Lerris, où quand le personnage Stendhalien se fait un nouveau Prométhée.
Nous l’avons déjà dit dans le précédent volume, le personnage de Lerris est comparable aux héros de Stendhal dans cette sorte d’appréhension d’un monde qui est en quelque sorte une ré-appropriation de soi. Le personnage voyage géographiquement et voyage aussi dans sa mémoire, oublie son devoir et pourtant le fait être malgré les risques. De plus, il y a un désir fou de cette ville idéale, cette ville qui porte tous ses espoirs mais qu’il sait quelque part, comme Henry Bruard, qu’il ne la connaîtra pas vraiment. Exactitude descriptive et documentaire, réalisme romanesque qui ne révèle que du vraisemblable, toute la prose de Modesitt pourrait se ramener à un autre projet Stendhalien. Le lecteur quand à lui, pourra plonger à tout moment dans le roman, avec la même impression de marcher en des lieux familiers, balisés par un regard (Lerris) tissant un contexte géographique, social, économique, magique. C’est que le personnage de Lerris est une sorte de Prométhée ayant arraché aux Dieux la magie en guise de feu, et qui dès lors, sera condamné à la souvenance de cet acte. Happé par la haute magie, Lerris est pris, un peu comme Ged dans "Terremer". Il a la possibilité de renoncer, mais c’est cette volonté placée au-dessus de toutes les autres, ce "tu dois" qui le fait incarner sa sur-nature bien malgré lui mais pour le monde. Héros Prométhéen, personnage déchiré entre ses aspirations de vie d’homme et son statut de Maître des arts magiques, Lerris incarne à merveille l’esprit de l’homme sacrificiel, sauf qu’il a le choix, lui. A aucun moment il ne lui est imposé par une foule ou un pouvoir, ce qui fait de Lerris un Dieu aux ailes de pierres, et l’un des meilleurs personnages de la High-Fantasy. Encore un choix judicieux de la part des filles de chez Mnémos et un jalon de plus à rajouter au prestige de l’une des premières maisons de Fantasy en France.

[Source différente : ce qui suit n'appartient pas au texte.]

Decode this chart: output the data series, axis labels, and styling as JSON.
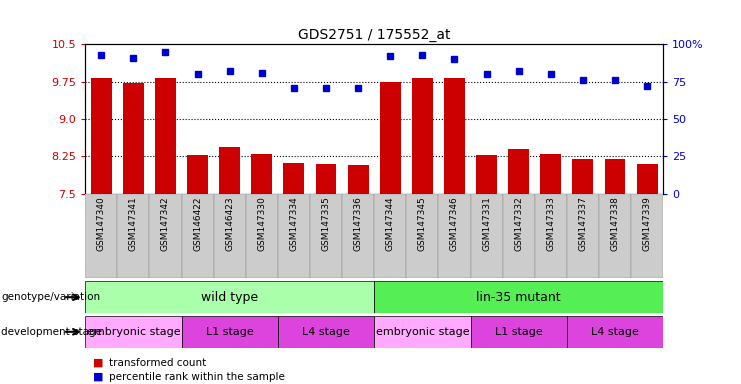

Ne passez pas à côté d’un tel cycle, même si on vous dit que c’est pas bien. La saga de Modesitt est à mettre dans votre bibliothèque à côté de celles de Jordan, Williams, Jarry et Richemond, Baker, Fisher, Keyes, Martin et Hobb, sans aucun problème.......
A signaler, la superbe couverture de Florent Maudoux, et la naissance d’un nouvel illustrateur très prometteur.
L’Empereur d’Hamor, L.E. Modesitt, traduit de l’anglais (Etats-Unis) par Laurent Calluaud, couverture de Florent Maudoux, Mnémos, Collection Icares, 381 pages, 22 €.